Ok, it sounds like a joke, but parents ask this question all the time. And the ones who don’t ask are still worrying about it. I get it. Our children are so much a part of us by the time they reach pre-school age that we, as parents, are pretty sure they are “practically perfect in every way.” (Special thanks to Mary Poppins for that elegant phrase!)
Even so, the smartest ones in the bunch still need to study for the test, right?
Here’s how to start thinking about Admissions test prep for your 5 year old:
- Have conversations with your child. Can she tell you what she see around her? Can he find, name and count shapes, colors, dogs, grandparents, fence slats, and cucumbers? Can she tell you what happens at an airport? Or why a car has wheels? These discussions reinforce vocabulary, thinking skills, speaking skills, and even a sense of humor.
- Work on gross motor skills.
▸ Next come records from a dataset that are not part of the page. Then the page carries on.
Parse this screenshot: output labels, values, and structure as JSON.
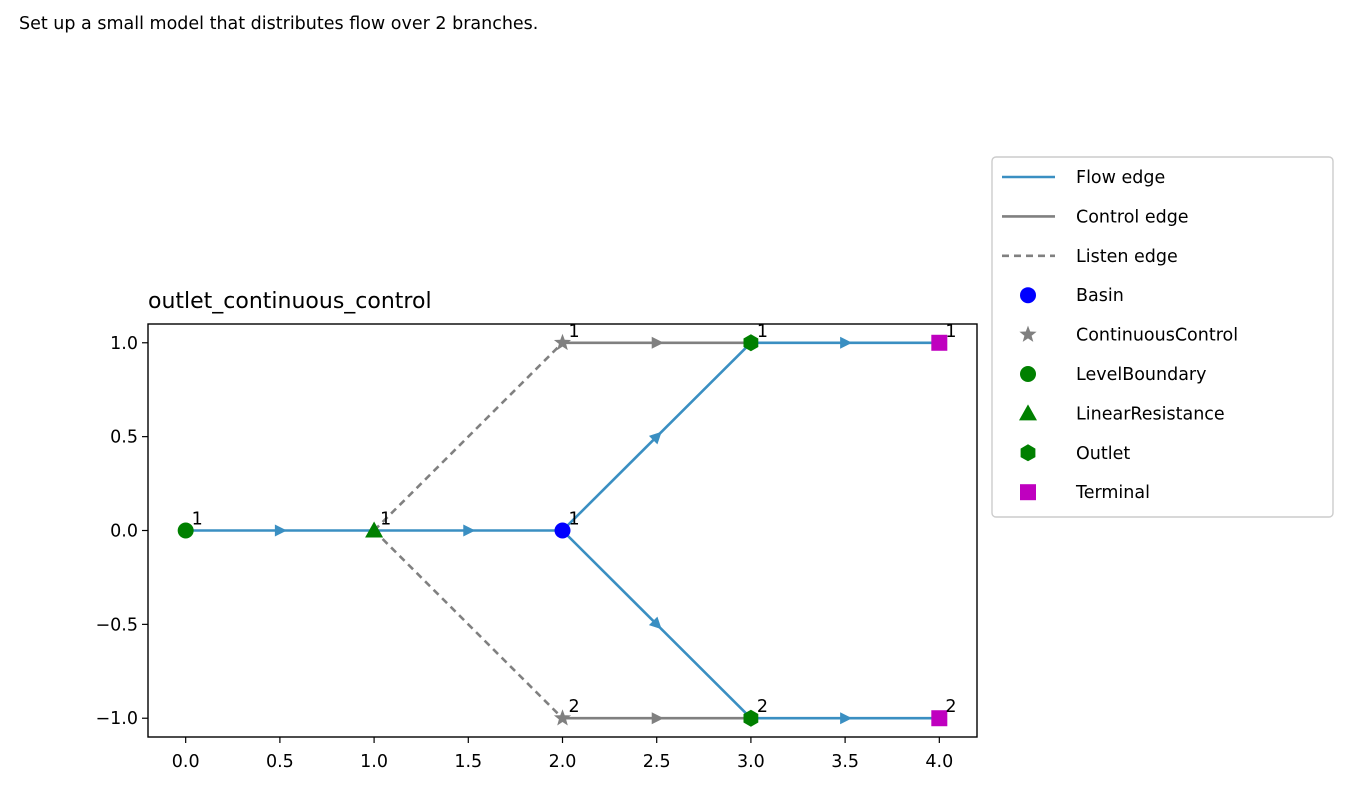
{
  "page": {
    "description": "Set up a small model that distributes flow over 2 branches."
  },
  "colors": {
    "flow_edge": "#3a8fc2",
    "control_edge": "#808080",
    "listen_edge": "#808080",
    "basin": "#0000ff",
    "continuous_control": "#808080",
    "level_boundary": "#008000",
    "linear_resistance": "#008000",
    "outlet": "#008000",
    "terminal": "#bf00bf"
  },
  "chart_data": {
    "type": "network",
    "title": "outlet_continuous_control",
    "xlim": [
      -0.2,
      4.2
    ],
    "ylim": [
      -1.1,
      1.1
    ],
    "x_ticks": [
      0.0,
      0.5,
      1.0,
      1.5,
      2.0,
      2.5,
      3.0,
      3.5,
      4.0
    ],
    "x_tick_labels": [
      "0.0",
      "0.5",
      "1.0",
      "1.5",
      "2.0",
      "2.5",
      "3.0",
      "3.5",
      "4.0"
    ],
    "y_ticks": [
      1.0,
      0.5,
      0.0,
      -0.5,
      -1.0
    ],
    "y_tick_labels": [
      "1.0",
      "0.5",
      "0.0",
      "−0.5",
      "−1.0"
    ],
    "grid": false,
    "legend_position": "outside-right",
    "legend": [
      {
        "label": "Flow edge",
        "kind": "line",
        "style": "flow_edge"
      },
      {
        "label": "Control edge",
        "kind": "line",
        "style": "control_edge"
      },
      {
        "label": "Listen edge",
        "kind": "dashed",
        "style": "listen_edge"
      },
      {
        "label": "Basin",
        "kind": "marker",
        "style": "basin"
      },
      {
        "label": "ContinuousControl",
        "kind": "marker",
        "style": "continuous_control"
      },
      {
        "label": "LevelBoundary",
        "kind": "marker",
        "style": "level_boundary"
      },
      {
        "label": "LinearResistance",
        "kind": "marker",
        "style": "linear_resistance"
      },
      {
        "label": "Outlet",
        "kind": "marker",
        "style": "outlet"
      },
      {
        "label": "Terminal",
        "kind": "marker",
        "style": "terminal"
      }
    ],
    "nodes": [
      {
        "type": "level_boundary",
        "id": "1",
        "x": 0.0,
        "y": 0.0
      },
      {
        "type": "linear_resistance",
        "id": "1",
        "x": 1.0,
        "y": 0.0
      },
      {
        "type": "basin",
        "id": "1",
        "x": 2.0,
        "y": 0.0
      },
      {
        "type": "continuous_control",
        "id": "1",
        "x": 2.0,
        "y": 1.0
      },
      {
        "type": "continuous_control",
        "id": "2",
        "x": 2.0,
        "y": -1.0
      },
      {
        "type": "outlet",
        "id": "1",
        "x": 3.0,
        "y": 1.0
      },
      {
        "type": "outlet",
        "id": "2",
        "x": 3.0,
        "y": -1.0
      },
      {
        "type": "terminal",
        "id": "1",
        "x": 4.0,
        "y": 1.0
      },
      {
        "type": "terminal",
        "id": "2",
        "x": 4.0,
        "y": -1.0
      }
    ],
    "edges": [
      {
        "kind": "flow_edge",
        "from": [
          0,
          0
        ],
        "to": [
          1,
          0
        ]
      },
      {
        "kind": "flow_edge",
        "from": [
          1,
          0
        ],
        "to": [
          2,
          0
        ]
      },
      {
        "kind": "flow_edge",
        "from": [
          2,
          0
        ],
        "to": [
          3,
          1
        ]
      },
      {
        "kind": "flow_edge",
        "from": [
          2,
          0
        ],
        "to": [
          3,
          -1
        ]
      },
      {
        "kind": "flow_edge",
        "from": [
          3,
          1
        ],
        "to": [
          4,
          1
        ]
      },
      {
        "kind": "flow_edge",
        "from": [
          3,
          -1
        ],
        "to": [
          4,
          -1
        ]
      },
      {
        "kind": "control_edge",
        "from": [
          2,
          1
        ],
        "to": [
          3,
          1
        ]
      },
      {
        "kind": "control_edge",
        "from": [
          2,
          -1
        ],
        "to": [
          3,
          -1
        ]
      },
      {
        "kind": "listen_edge",
        "from": [
          1,
          0
        ],
        "to": [
          2,
          1
        ]
      },
      {
        "kind": "listen_edge",
        "from": [
          1,
          0
        ],
        "to": [
          2,
          -1
        ]
      }
    ]
  }
}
Toss pine cones through a hula hoop or into a bucket and let your child help keep score. Use the curb as a balance beam, and talk about how hard it is. Skip. It’s just plain fun, and everyone can do it together. Roll down a hill. Again, it is really fun and will get you and your child giggling.
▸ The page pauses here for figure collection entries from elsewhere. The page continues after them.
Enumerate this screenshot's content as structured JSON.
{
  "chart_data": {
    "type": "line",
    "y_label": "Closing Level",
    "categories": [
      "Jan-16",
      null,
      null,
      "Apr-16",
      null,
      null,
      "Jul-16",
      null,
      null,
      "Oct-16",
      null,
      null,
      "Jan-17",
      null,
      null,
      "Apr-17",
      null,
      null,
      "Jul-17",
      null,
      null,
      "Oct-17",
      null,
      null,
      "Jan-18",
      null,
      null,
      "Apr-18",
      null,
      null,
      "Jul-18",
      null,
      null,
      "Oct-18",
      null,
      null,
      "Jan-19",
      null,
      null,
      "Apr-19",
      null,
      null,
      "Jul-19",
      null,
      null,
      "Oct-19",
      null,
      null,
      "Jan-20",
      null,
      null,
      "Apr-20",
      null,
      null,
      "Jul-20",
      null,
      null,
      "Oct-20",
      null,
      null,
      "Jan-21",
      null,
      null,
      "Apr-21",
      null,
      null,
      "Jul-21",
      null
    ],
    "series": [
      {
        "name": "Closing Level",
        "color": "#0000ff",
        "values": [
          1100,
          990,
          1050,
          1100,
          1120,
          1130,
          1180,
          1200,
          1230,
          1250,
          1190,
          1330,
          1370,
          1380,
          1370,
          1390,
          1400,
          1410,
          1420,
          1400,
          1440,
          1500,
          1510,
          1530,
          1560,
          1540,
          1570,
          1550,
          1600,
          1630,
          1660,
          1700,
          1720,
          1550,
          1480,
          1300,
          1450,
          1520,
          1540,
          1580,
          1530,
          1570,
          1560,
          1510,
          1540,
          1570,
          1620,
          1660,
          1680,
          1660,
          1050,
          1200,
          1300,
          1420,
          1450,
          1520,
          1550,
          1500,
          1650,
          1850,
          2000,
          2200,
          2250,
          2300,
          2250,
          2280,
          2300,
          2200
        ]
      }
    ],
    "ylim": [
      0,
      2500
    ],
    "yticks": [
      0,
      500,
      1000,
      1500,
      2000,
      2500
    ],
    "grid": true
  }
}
- Build fine motor skills. Pinch, roll and shape clay or cookie dough. Play board games with tiny pieces. I like Mancala, a simple game where you count, scoop, and drop little glass spheres. Watch out, or your little one will figure out strategies and beat you.
- Practice competing. Show your little one how to navigate the joy of victory and the agony of defeat. (Yes, I had to make an Olympics reference since Rio is still in recent memory.) Practice being a good winner and loser in front of your child. Exaggerate and role play. This is best learned early on.
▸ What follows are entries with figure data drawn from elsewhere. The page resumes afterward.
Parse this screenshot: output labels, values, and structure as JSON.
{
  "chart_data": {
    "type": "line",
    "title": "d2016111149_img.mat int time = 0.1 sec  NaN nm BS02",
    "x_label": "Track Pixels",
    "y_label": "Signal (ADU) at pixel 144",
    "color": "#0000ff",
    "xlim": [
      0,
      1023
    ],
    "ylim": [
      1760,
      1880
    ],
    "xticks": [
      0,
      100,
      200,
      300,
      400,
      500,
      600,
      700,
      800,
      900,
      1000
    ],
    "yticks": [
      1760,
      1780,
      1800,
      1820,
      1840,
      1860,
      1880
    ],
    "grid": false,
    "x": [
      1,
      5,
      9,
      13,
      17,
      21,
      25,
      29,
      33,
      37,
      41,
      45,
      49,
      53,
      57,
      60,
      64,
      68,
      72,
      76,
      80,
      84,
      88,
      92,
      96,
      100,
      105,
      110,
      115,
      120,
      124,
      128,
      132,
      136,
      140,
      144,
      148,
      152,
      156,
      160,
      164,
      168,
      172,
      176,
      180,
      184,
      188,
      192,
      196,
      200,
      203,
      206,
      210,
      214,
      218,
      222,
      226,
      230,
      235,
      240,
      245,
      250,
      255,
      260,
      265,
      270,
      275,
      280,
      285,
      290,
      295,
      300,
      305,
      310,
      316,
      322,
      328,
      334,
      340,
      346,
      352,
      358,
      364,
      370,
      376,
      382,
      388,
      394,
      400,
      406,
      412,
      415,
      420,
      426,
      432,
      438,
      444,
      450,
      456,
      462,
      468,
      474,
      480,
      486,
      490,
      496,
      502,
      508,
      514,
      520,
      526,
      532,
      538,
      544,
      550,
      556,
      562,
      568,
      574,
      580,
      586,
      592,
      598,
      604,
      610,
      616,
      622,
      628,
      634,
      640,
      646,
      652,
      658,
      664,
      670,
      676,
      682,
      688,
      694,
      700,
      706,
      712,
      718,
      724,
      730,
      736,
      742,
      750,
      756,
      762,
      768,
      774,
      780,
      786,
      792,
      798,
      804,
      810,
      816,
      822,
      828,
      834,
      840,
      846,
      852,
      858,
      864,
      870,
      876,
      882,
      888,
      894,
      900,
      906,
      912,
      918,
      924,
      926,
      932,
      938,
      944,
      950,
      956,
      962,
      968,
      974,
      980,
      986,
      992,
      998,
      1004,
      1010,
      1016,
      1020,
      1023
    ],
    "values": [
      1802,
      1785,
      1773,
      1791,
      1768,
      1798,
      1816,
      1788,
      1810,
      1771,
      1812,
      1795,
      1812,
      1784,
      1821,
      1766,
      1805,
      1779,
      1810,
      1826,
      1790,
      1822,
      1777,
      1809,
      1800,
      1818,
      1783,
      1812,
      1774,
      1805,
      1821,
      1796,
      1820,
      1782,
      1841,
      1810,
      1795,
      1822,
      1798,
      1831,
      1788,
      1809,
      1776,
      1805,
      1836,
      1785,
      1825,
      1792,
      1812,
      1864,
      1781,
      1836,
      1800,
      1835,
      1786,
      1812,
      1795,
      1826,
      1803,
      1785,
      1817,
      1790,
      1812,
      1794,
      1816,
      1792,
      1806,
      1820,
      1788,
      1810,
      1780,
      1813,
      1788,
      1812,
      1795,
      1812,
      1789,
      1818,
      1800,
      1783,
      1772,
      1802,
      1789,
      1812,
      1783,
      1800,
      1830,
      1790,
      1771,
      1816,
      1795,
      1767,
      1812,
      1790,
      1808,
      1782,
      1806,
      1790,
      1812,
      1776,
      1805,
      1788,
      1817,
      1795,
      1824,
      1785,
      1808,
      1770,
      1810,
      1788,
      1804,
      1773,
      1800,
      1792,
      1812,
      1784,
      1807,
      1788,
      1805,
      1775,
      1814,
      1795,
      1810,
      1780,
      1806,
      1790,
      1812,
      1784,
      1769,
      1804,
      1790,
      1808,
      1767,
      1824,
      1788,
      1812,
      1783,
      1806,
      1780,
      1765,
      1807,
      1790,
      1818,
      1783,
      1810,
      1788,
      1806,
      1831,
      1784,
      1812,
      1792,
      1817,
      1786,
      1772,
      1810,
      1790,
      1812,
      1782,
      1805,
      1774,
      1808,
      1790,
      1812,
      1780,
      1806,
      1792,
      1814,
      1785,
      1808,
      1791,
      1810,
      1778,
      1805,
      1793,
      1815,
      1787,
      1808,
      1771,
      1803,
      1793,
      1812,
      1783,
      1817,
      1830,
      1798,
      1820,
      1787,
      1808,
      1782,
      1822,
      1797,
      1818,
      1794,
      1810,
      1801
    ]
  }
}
- Play with scissors. Not really, but don’t make scissors an off-limits item, either. Sit down after dinner with your child and cut out strips of paper from the recycling bin. Tape them to a cutout circle and you have a jellyfish. Even tearing tape from a dispenser is an important skill, and with practice, it will get less awkward.
- Teach grace and courtesy. Please and thank you are not passé. They demonstrate respect for self and others, and they pave the way for getting what you want, at lease sometimes. Practice these at home. Allow your child to respectfully remind you if you forget to use these magic words. This is not old fashioned, it is simple good manners, and will garner positive feedback for your child.
Finally, on the day of the test/visit, get a good night’s sleep, eat a healthy breakfast, and make sure your child does, too!